Entrepreneur Series: Ryan Hughes


Starting any venture is difficult but starting one in a highly established and highly specialized industry dealing with other people’s life savings can be even more daunting.  We are proud and excited to introduce you to Ryan Hughes.

Ryan Hughes is the Founder/CEO of Bull Oak Capital.  Established in 2014, Bull Oak Capital is a firm that provides financial planning and investment management services to clients locally in Southern California and across the U.S.  Ryan brings over ten years of experience to his clients, including two deployments onboard the USS Jarrett with the US Navy and experience with firms Merrill Lynch and Morgan Stanley. Ryan has been running his own show for the last four years, and we’re excited to share his experience and guidance with you!


When did you start your own thing?

I’ve always wanted to start my own company, but I never felt that I was ready until I attended UCLA Anderson. I seriously started to consider it in 2012 when I began to write a business plan. I officially launched Bull Oak Capital in January 2014.

Do you still have a separate full-time/side job?

No. Some people can start and run a business on the evenings and the weekends, but I could never take this approach. I knew I had to be fully committed for Bull Oak Capital to work. It required 100% of my attention.

How did you know you wanted to do your own thing?

When I began to dread my 9-to-5 job. I found myself nit-picking all of these mistakes my corporate job was making. Then I realized that I could do a better job if I were to start my own firm. The question then became whether or not I could start a firm that had a competitive advantage. This is when I decided to attend UCLA, which I believed could help me find one.  

What was the hardest thing you faced to get up and running?

To keep the faith when I didn’t immediately hit my sales goals. I was a bit optimistic and naive when I launched Bull Oak Capital. I thought I would be able to generate sales at much faster rate than other startups. I was wrong. I believed in myself, but it took quite a bit more effort to convince others to believe in me.

What has been critical to your success and ability to keep going thus far?

Being relentless. I’ve always kept Babe Ruth’s quote in mind: It’s hard to beat a person who never gives up.”

What has been most surprising about the process?

Operations Management. I dreaded this course while at UCLA Anderson, but it really has served me well. Now that I run my own firm, I am all about creating processes and streamlining the workflow. It is critical to reduce errors and oversights, especially when you are dealing with people’s life savings.

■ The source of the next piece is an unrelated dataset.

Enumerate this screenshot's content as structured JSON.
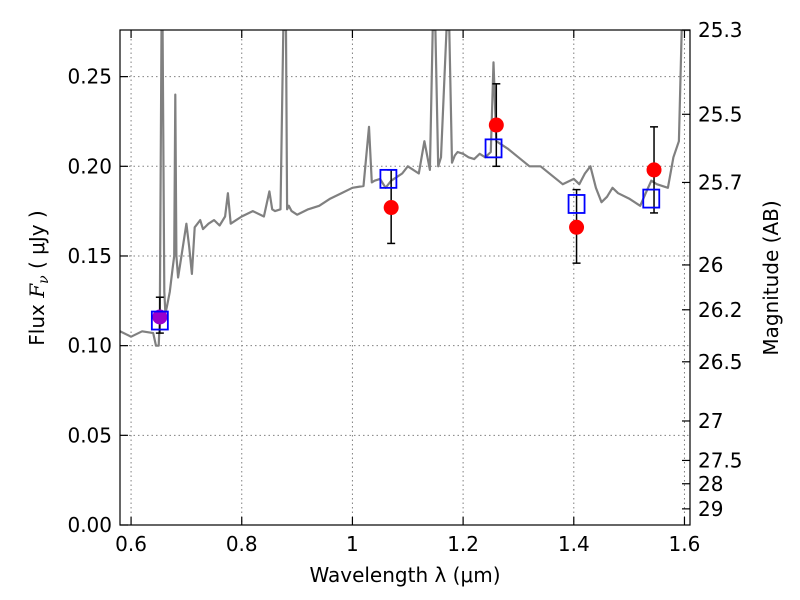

What’s been the best thing about it?

I love the competitive nature of running your own company. It truly is the wild west out there. I get a thrill when trying to outsmart the competition.

What advice do you have to someone who is thinking about starting their own thing or struggling to continue?

If your product or service truly does bring value to the end user, and if you believe in yourself, then do it! Starting your own firm is difficult, but it truly is rewarding, especially at the self-actualization level.

Any regrets, wishes, redos?

It is easy to wish for a redo, especially as an individual grows over time. However, I am who I am today because of previous stumbles. I’ve learned from those mistakes and I am a better individual as a result. So no. No regrets!

What’s next for you?

I am gearing up for a massive marketing campaign, which will require hiring talented individuals. Coordinating this is going to be difficult, but if I can do this right, it should allow me to expand the firm’s reach.

Any finance tips for new grads in general?

Your biggest asset is time. Don’t waste it. If you are thinking about launching a venture, do it! Double down and go for it. If you’re successful, it will likely change your life for the better. If you fail, it is an invaluable life lesson that you can take with you no matter what you choose to do in life (remember, those failures make you a better person). In either case, you will be a better person for it.